Originally Posted by Kiril
Have to disagree, that is unless you are just talking about growing some random grass and not a high quality stand of turf. Beyond that "growing grass" is not the same as managing a turf grass system. Soil structure, in the case of the latter, is immensely important.
Maybe we're not all talking about the same thing here. No one has mentioned what kind of soil structure they think is desirable, why it is desirable, in what situations different structure grades are beneficial, and how you influence soil structure in turf systems.
Remember, soil structure is the combination or arrangement of primary soil particles into secondary units or peds. If you've ever tried to dig some dirt out of the ground with a shovel and the dirt stuck together in clods, then you have soil structure! If you had no soil structure, then your dirt is either one large compacted mass (sodic soils often have this) or it doesn't stick together at all is is comprised of mostly one texture element (SSSA defines structureless soil as "No observable aggregation or no definite and orderly arrangement of natural lines of weakness. Massive, if coherent; single-grain, if noncoherent.")
If you have ever tilled soil for a new planting or if you've loosened the soil with a rake for seeding, then you've destroyed the soil structure in the disturbed area. But, I don't think any of us would think it bad practice to loosen the soil for new seed.
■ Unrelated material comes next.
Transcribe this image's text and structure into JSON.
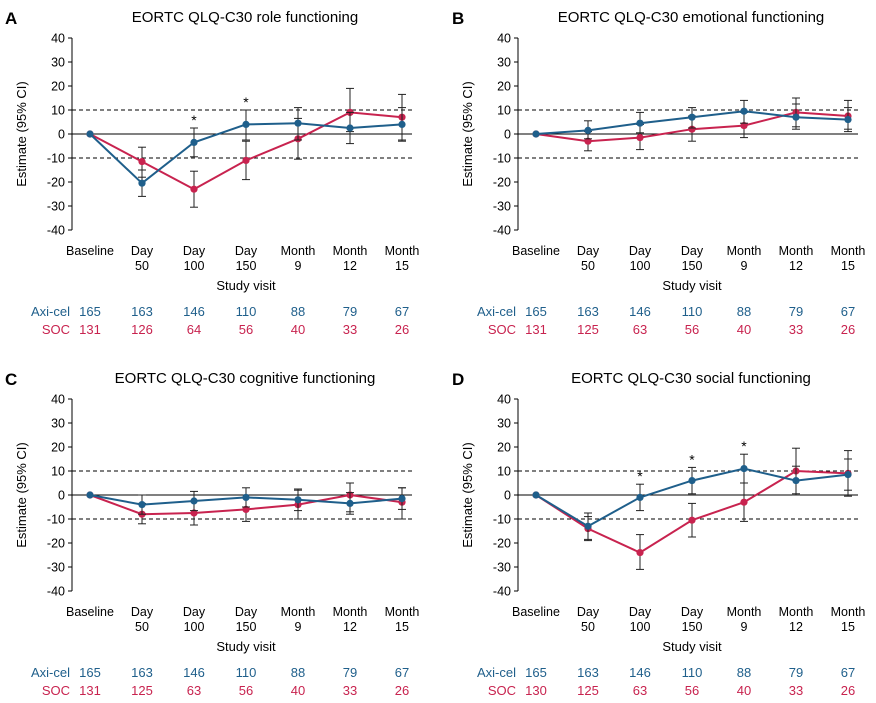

In golf courses and high-end athletic fields, sand-based rootzones are constructed which have no soil structure at all. If you like, you can mix up some of your favorite native soil, loosely place it in a pot, and grow a fantastic stand of turf in something with no soil structure.
I understand what structure is in soils and how it can be beneficial to turf systems, but none of those benefits have yet been discussed here. It seems that some folks desire "good soil structure" (whatever that is) as an end unto itself, without understanding what good it does for their turf system.